Maybe we’ll make it through this, Jasper thought. Maybe we’ll—
—
They were falling faster than Ivy could fix them.
—
A weight slammed into Dorian’s back, solid and heavy and full of malice. It disrupted his balance, made him lose the steps of the dance, faltering in his fleet-footed elegance. He brought up his sword, but the creature was too close and he was too late. He lashed out anyway, and his blade connected with something—not the monster on his back; one of its siblings, maybe. The blow shivered up his arm all the way to his shoulder, but it was wrong, all wrong. The thing on his back screeched and attacked, wrapping itself around him like a snake strangling a rabbit—
Talons, black as coal, raked across skin so deeply it took a moment for the pain to set in. Dorian’s vision went red, then black.
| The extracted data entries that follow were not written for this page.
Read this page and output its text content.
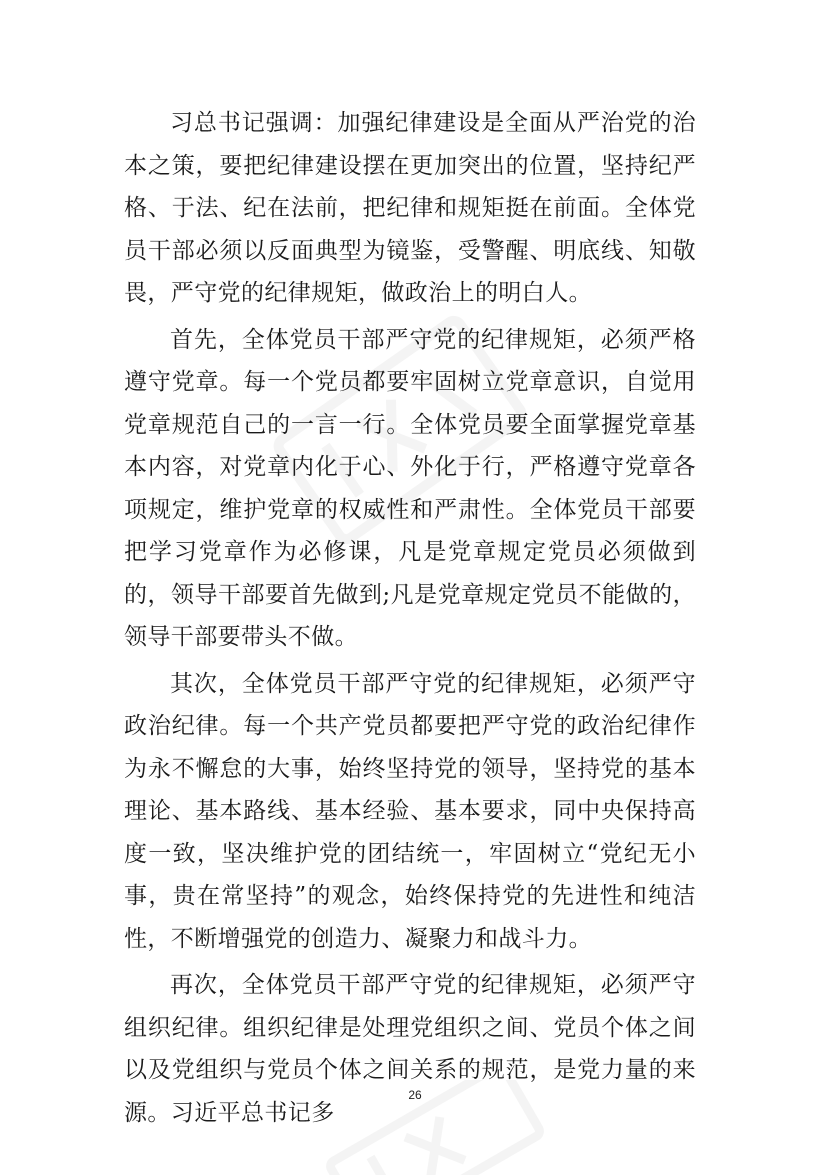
习总书记强调：加强纪律建设是全面从严治党的治本之策，要把纪律建设摆在更加突出的位置，坚持纪严格、于法、纪在法前，把纪律和规矩挺在前面。全体党员干部必须以反面典型为镜鉴，受警醒、明底线、知敬畏，严守党的纪律规矩，做政治上的明白人。

首先，全体党员干部严守党的纪律规矩，必须严格遵守党章。每一个党员都要牢固树立党章意识，自觉用党章规范自己的一言一行。全体党员要全面掌握党章基本内容，对党章内化于心、外化于行，严格遵守党章各项规定，维护党章的权威性和严肃性。全体党员干部要把学习党章作为必修课，凡是党章规定党员必须做到的，领导干部要首先做到;凡是党章规定党员不能做的，领导干部要带头不做。

其次，全体党员干部严守党的纪律规矩，必须严守政治纪律。每一个共产党员都要把严守党的政治纪律作为永不懈怠的大事，始终坚持党的领导，坚持党的基本理论、基本路线、基本经验、基本要求，同中央保持高度一致，坚决维护党的团结统一，牢固树立“党纪无小事，贵在常坚持”的观念，始终保持党的先进性和纯洁性，不断增强党的创造力、凝聚力和战斗力。

再次，全体党员干部严守党的纪律规矩，必须严守组织纪律。组织纪律是处理党组织之间、党员个体之间以及党组织与党员个体之间关系的规范，是党力量的来源。习近平总书记多

26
A scream tore its way up his throat as the world went dark.
—
Blood caked in white feathers, tears tracked down soot-covered cheeks as another one slipped through Ivy’s fingers. For every one she patched up, another two were lost before she could even get to them. Cries of agony pierced the night. Ivy packed a wound, then another, and another, eyes on each patient, on their skin, their feathers, their scales. Flesh torn apart and put back together, as fast as she could and still too slow.
—
Jasper watched Dorian collapse, knees crashing to the pavement as his legs folded beneath him as if he were a marionette with its strings cut. The air rushed from Jasper’s lungs as Dorian slumped to the side, one hand cradling the right half of his face, fingers slick with blood. His sword hung limply from his other hand, tip scraping uselessly against the asphalt. A shadow beast dove toward Dorian, eager to finish what it had started, jaws open as it prepared to land a killing blow.
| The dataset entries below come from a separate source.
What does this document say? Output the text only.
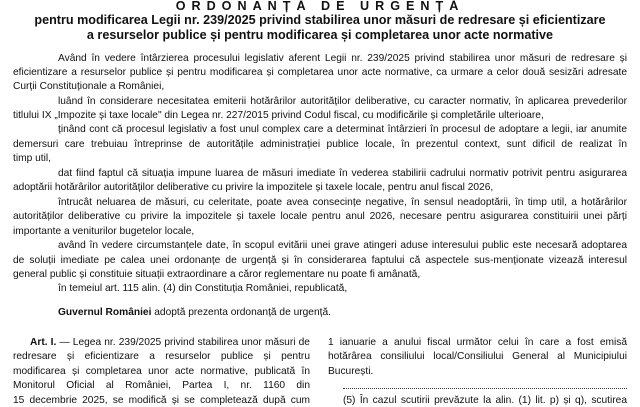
ORDONANȚĂ DE URGENȚĂ
pentru modificarea Legii nr. 239/2025 privind stabilirea unor măsuri de redresare și eficientizare
a resurselor publice și pentru modificarea și completarea unor acte normative
Având în vedere întârzierea procesului legislativ aferent Legii nr. 239/2025 privind stabilirea unor măsuri de redresare și
eficientizare a resurselor publice și pentru modificarea și completarea unor acte normative, ca urmare a celor două sesizări adresate
Curții Constituționale a României,
luând în considerare necesitatea emiterii hotărârilor autorităților deliberative, cu caracter normativ, în aplicarea prevederilor
titlului IX „Impozite și taxe locale" din Legea nr. 227/2015 privind Codul fiscal, cu modificările și completările ulterioare,
ținând cont că procesul legislativ a fost unul complex care a determinat întârzieri în procesul de adoptare a legii, iar anumite
demersuri care trebuiau întreprinse de autoritățile administrației publice locale, în prezentul context, sunt dificil de realizat în
timp util,
dat fiind faptul că situația impune luarea de măsuri imediate în vederea stabilirii cadrului normativ potrivit pentru asigurarea
adoptării hotărârilor autorităților deliberative cu privire la impozitele și taxele locale, pentru anul fiscal 2026,
întrucât neluarea de măsuri, cu celeritate, poate avea consecințe negative, în sensul neadoptării, în timp util, a hotărârilor
autorităților deliberative cu privire la impozitele și taxele locale pentru anul 2026, necesare pentru asigurarea constituirii unei părți
importante a veniturilor bugetelor locale,
având în vedere circumstanțele date, în scopul evitării unei grave atingeri aduse interesului public este necesară adoptarea
de soluții imediate pe calea unei ordonanțe de urgență și în considerarea faptului că aspectele sus-menționate vizează interesul
general public și constituie situații extraordinare a căror reglementare nu poate fi amânată,
în temeiul art. 115 alin. (4) din Constituția României, republicată,
Guvernul României adoptă prezenta ordonanță de urgență.
Art. I. — Legea nr. 239/2025 privind stabilirea unor măsuri de
redresare și eficientizare a resurselor publice și pentru
modificarea și completarea unor acte normative, publicată în
Monitorul Oficial al României, Partea I, nr. 1160 din
15 decembrie 2025, se modifică și se completează după cum
1 ianuarie a anului fiscal următor celui în care a fost emisă
hotărârea consiliului local/Consiliului General al Municipiului
București.
(5) În cazul scutirii prevăzute la alin. (1) lit. p) și q), scutirea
Jasper’s knife flew straight and true, right into that gaping maw.
He felt something inside him shatter as he ran. Something deep and vital and beautiful splintering into ugliness. A high-pitched buzz scratched at his ears. His lips were moving as he pulled Dorian into his lap, but he wasn’t aware of the words spilling from them, only of the way Dorian’s eye patch dangled from his face, the string cut by those sweeping black talons, the mass of scar tissue clustered around his left eye socket, the mess of blood and thicker things clogging his right.
Jasper’s heart hammered out a rhythmic plea as he shouted for help, for Ivy, for anyone.
No no no no no no—
—
Dorian could hear a heart beating against his ear, and he knew it to be Jasper’s, but he couldn’t see him. Darkness, more complete even than the one that had rendered him blind, threatened to engulf him. The last thought that drifted through his mind was that he was going to die without seeing that stupid beautiful face one last time.
A monstrous injustice, he thought, lucid somehow, even through the pain. But then the shadows swallowed him whole and he thought no more.